Rather than being a pandemonium, the thousands of birds which can descend on the CBD at all times of the day are causing just that pandemonium.

As well as stripping many of the trees around the town, leading to copious amounts of droppings, the corellas are also doing their best to destroy rubber around windows, skylights and street lights, air conditioning units - virtually anything they can find.

Even fairy lights in Junction Street, Nowra and in Jelly Bean Park haven’t escaped the carnage, suffering damage at the hands of birds with an appetite any carnivorous beast would be proud of.

A number of building owners have spoken of the bird’s ferocious eating habits, including raising concerns about them eating the rubber around windows, fearing the damage might result in the glass falling from the frames and possibly injuring people.

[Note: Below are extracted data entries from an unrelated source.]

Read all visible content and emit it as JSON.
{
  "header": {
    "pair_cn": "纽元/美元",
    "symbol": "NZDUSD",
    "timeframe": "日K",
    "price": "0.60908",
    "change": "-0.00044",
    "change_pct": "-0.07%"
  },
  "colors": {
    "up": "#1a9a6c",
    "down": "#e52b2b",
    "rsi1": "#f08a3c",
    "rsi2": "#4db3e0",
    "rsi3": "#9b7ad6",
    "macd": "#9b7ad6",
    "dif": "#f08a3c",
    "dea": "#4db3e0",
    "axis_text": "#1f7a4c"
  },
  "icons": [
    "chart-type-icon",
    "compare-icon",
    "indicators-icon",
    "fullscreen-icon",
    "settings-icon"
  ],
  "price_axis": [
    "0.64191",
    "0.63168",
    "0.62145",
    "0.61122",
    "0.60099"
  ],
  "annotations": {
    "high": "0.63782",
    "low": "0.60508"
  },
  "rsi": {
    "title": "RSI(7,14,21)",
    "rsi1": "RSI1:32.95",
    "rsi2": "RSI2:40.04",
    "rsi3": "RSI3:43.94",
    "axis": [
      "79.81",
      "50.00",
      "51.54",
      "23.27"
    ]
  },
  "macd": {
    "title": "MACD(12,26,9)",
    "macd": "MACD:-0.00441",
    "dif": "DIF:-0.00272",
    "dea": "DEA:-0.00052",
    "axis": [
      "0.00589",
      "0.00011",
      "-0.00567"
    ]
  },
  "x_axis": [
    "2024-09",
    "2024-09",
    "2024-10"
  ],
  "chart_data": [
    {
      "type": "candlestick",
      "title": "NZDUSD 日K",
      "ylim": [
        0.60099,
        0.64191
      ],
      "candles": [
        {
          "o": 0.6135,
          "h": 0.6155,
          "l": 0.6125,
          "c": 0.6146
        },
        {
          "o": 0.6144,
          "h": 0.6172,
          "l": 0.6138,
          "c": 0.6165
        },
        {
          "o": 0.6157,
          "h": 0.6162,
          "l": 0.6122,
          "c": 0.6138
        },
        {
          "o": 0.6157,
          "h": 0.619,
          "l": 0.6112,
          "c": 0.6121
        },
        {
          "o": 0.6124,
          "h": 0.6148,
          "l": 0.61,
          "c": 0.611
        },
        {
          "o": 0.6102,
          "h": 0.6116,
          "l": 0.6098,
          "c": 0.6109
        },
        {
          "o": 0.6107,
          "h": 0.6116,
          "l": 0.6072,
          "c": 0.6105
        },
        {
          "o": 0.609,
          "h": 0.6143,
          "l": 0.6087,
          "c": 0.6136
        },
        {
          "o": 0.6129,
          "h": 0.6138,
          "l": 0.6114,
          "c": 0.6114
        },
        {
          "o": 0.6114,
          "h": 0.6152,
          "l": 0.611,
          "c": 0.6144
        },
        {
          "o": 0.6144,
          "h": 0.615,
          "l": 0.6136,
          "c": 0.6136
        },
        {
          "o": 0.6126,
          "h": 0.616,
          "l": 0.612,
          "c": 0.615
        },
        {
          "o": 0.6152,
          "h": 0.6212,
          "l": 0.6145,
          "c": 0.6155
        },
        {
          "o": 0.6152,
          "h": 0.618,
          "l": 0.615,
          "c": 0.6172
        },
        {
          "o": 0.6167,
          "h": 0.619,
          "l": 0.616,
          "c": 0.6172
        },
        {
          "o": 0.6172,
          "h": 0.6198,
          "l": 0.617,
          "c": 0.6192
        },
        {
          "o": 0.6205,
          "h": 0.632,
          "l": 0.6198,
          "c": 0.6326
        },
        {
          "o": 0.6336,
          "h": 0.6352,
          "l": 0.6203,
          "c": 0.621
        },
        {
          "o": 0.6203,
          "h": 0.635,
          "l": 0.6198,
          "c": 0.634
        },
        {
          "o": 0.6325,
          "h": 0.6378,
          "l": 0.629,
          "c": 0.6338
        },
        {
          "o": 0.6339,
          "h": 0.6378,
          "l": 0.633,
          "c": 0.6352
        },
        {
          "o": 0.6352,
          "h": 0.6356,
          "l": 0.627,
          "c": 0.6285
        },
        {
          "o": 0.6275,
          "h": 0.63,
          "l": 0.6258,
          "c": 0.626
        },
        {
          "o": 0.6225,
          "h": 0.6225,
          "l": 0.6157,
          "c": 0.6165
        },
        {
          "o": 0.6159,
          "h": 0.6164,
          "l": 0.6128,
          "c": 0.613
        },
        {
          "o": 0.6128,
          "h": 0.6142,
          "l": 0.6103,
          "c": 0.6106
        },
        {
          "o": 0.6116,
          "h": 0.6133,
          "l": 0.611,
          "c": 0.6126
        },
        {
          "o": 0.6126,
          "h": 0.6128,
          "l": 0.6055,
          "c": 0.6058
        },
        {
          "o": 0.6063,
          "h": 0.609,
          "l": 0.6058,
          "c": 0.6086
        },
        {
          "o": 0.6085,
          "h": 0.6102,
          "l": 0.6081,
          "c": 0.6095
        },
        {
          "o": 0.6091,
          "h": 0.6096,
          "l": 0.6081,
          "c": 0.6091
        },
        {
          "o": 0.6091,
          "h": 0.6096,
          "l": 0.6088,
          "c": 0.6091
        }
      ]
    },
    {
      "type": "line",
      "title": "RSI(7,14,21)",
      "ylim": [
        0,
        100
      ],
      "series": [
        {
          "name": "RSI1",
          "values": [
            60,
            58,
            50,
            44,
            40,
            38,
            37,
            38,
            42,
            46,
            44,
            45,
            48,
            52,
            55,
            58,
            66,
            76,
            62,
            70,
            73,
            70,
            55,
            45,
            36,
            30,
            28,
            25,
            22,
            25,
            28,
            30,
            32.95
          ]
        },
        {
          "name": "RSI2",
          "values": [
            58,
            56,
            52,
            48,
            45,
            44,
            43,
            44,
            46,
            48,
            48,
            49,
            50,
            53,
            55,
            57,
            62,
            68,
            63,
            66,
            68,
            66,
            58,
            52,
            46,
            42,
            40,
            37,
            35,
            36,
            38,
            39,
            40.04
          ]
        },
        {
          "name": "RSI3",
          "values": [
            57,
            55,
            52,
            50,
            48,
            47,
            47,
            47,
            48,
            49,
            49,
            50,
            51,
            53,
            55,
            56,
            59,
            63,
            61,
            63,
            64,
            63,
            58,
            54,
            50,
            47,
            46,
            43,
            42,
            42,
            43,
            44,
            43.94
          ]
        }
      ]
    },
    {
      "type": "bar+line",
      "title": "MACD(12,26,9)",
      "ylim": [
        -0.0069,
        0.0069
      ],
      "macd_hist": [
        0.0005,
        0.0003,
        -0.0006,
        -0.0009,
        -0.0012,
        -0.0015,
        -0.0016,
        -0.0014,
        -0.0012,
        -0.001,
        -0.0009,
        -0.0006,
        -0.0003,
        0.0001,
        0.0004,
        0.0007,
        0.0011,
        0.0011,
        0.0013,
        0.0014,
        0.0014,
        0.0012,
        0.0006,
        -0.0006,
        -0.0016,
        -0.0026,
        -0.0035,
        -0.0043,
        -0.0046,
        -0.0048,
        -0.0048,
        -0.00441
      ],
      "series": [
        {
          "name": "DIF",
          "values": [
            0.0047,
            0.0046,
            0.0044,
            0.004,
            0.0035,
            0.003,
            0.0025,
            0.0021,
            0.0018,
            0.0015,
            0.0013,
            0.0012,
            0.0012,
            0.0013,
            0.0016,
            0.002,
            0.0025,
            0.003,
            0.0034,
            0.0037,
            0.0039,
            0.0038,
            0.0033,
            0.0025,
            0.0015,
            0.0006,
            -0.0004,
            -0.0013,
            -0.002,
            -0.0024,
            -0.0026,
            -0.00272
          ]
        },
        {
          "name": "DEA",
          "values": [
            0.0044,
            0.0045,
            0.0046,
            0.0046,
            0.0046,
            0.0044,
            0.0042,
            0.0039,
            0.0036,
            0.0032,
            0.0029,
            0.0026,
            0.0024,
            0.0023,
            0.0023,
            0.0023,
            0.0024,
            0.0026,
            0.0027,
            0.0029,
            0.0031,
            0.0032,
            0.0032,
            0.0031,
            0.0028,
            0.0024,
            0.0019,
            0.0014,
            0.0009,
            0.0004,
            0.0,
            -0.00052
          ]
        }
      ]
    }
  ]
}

Shoalhaven City Council director Assets and Works Ben Stewart said the corellas were causing considerable damage in the CBD and extra work for council staff cleaning up after their ferocious feeding frenzies.

“We are looking forward to them [the corellas] moving on,” Mr Stewart said.

“But at the moment there is a source of food in the area and they are making the most of it.

“They have moved through the CBD and are attacking parts of North Street now.”

He said council couldn’t do anything to prevent the damage apart from trying to restrict roosting sites.

“We are aware of damage being caused and of councils in other areas where there has been more significant issues with damage, even to playing fields,” he said.

He said “minor damage” had been caused to sections of the fairy lights.

“The birds have damaged some of the cabling system,” he said.

“But because we have a snapping system we can simply remove the affected area and replace it.

“Fortunately, it hasn’t damaged the whole system.”

He said repairs were expected to cost “hundreds of dollars” and maintenance teams were looking at the damage.

“But I think we will wait for the birds to move on before fixing them,” he said.

He said council maintenance teams were cleaning up stripped trees and the birds’ droppings in the CBD on a daily basis.

National Parks and Wildlife Service said corellas, like all native species, are protected.

“However, if the species is shown to be a threat to human safety or causing economic hardship, land managers may apply for a licence under the National Parks and Wildlife Act 1974 to remove a set number of the animals,” a NPWS spokesperson if required.  

“Corellas are generally more prevalent in areas west of the Great Dividing Range, but flocks have established in areas outside this range including Nowra, for reasons not totally clear.

“The majority of corellas in Nowra are little corellas and the population does seem to have increased in recent years.

“NPWS is in contact with Shoalhaven Council about the corellas in Nowra, including their impacts and potential options.”